Several Ponzi firms from Bengaluru have defrauded investors in the city, state and neighbouring areas of hundreds of crores of rupees by luring gullible Muslims into the net through devious means. A host of fly-by-night operators who had found a convenient haven in the city have closed shops with their owners having decamped with the booty.
Ajmera, Ambidant, Morganall, Aala and Hareem Tours and Travels and a couple of Umrah/Hajj tour companies figure prominently in the list of these fraudulent firms. The directors had attracted hundreds of crores of rupees as investment funds without having any business transactions, products for sale or services. Some of them had even promised ten to twelve per cent profits a month and had won the confidence of a few early investors to impart some credibility to their promises. One need not have any superior intelligence to guess that such profits are neither imaginable nor realistic as no business can yield as well as offer more than ten per cent profits annually. Such companies fall in the category of ‘Ponzi’ schemes in the popular parlance. The name owes itself to Charles Ponzi, who cheated hundreds of investors in Boston in the 1920s.
People chase money and those who lack basic financial literacy and are devoutly ‘religious’ fall prey more easily to such fraudsters, who inveigle them into their devious parlours with tags of ‘Halal’ and ‘Interest-free’. Theandnbsp;modus operandiandnbsp;of Ponzi firms is to gather investments through false promises of unrealistically high returns. Initially they do comply with their promises, which tricks the beneficiaries to spread the ‘good word’ around. Investments from later investors are then used to keep up the promise of profits to early investors, thereby expanding the base of investors. But there being no product or service on the ground to continually generate profits, this circulation of money becomes unsustainable once the money market gets gripped with some crisis and investments get choked. In short, these companies return the investments of more recent investors as ‘dividends’ to the older investors. The tag of ‘Halal’ (religiously permissible) is freely used to lure Muslim investors. Even more deceitful is the fact that some pictures of the directors of these fraudulent firms with religious clerics are advertised in newspapers to add an element of credibility among the common Muslims, who take the clerics to be paragon of virtues.

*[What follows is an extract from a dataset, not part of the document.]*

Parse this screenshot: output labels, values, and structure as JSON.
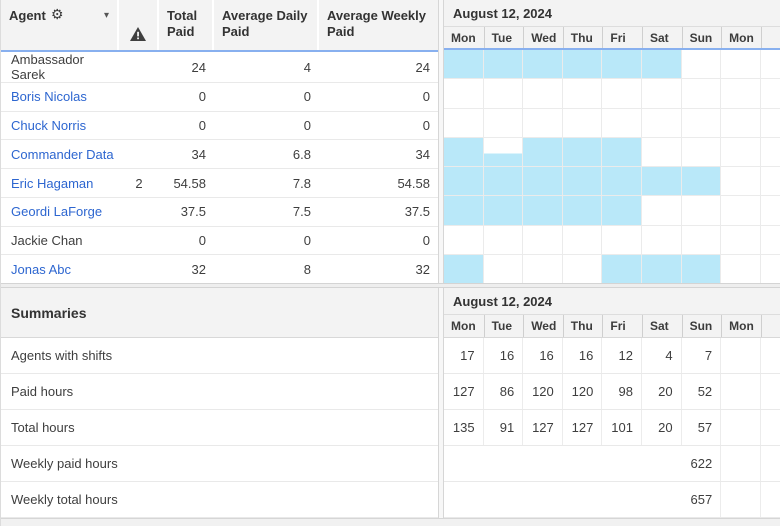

India has a long history of ‘blade companies’ or ‘cheat funds’. Even a man of the calibre of Sir C. V. Raman was cheated by one such firm where the honourable physicist had invested a quarter of the Nobel Prize honorarium. A major reason for their success lies in low financial literacy among the common masses. People are unaware that mobilization of investments requires a SEBI licence and deposits can only bear interest, not profits. The common man cannot differentiate between a private and public limited company or between individually owned and partnership firms. They blindly flock to fake, false and bogus promises of profits.
In the case of Bengaluru firms, several of the investors had even mortgaged their homes, jewellery and hard assets to reap ‘quick returns’ only to discover that all of this was a mirage, illusion and a fanciful façade. The firm owners had no intention of transacting any business, nor were they motivated with any public interest. Years ago, Barkat Investments and Al-Ameen Islamic Financial Investment Corporation had cheated hundreds of investors and depositors. Even a cursory knowledge of the financial market and economy should be enough to convince that El Dorados simply don’t exist in this world where businesses compete in tight corridors with thin margins of profit and barely deliver any sizeable profits.
Even ‘Halal’ is becoming a dirty word in the present environment where such firms are vanishing with sickening regularity. There could be bodies to authenticate ‘Halal’ meat and ‘halal’ food products. But the complexity of modern finance can challenge the ingenuity of even the best of mathematicians in telling the element of interest from cost of operation. Such being the intricacy of the present scenario, Muslims will be better advised to safe keep their money in conventional banks rather than companies eyeing their hard-earned incomes and savings for rainy days.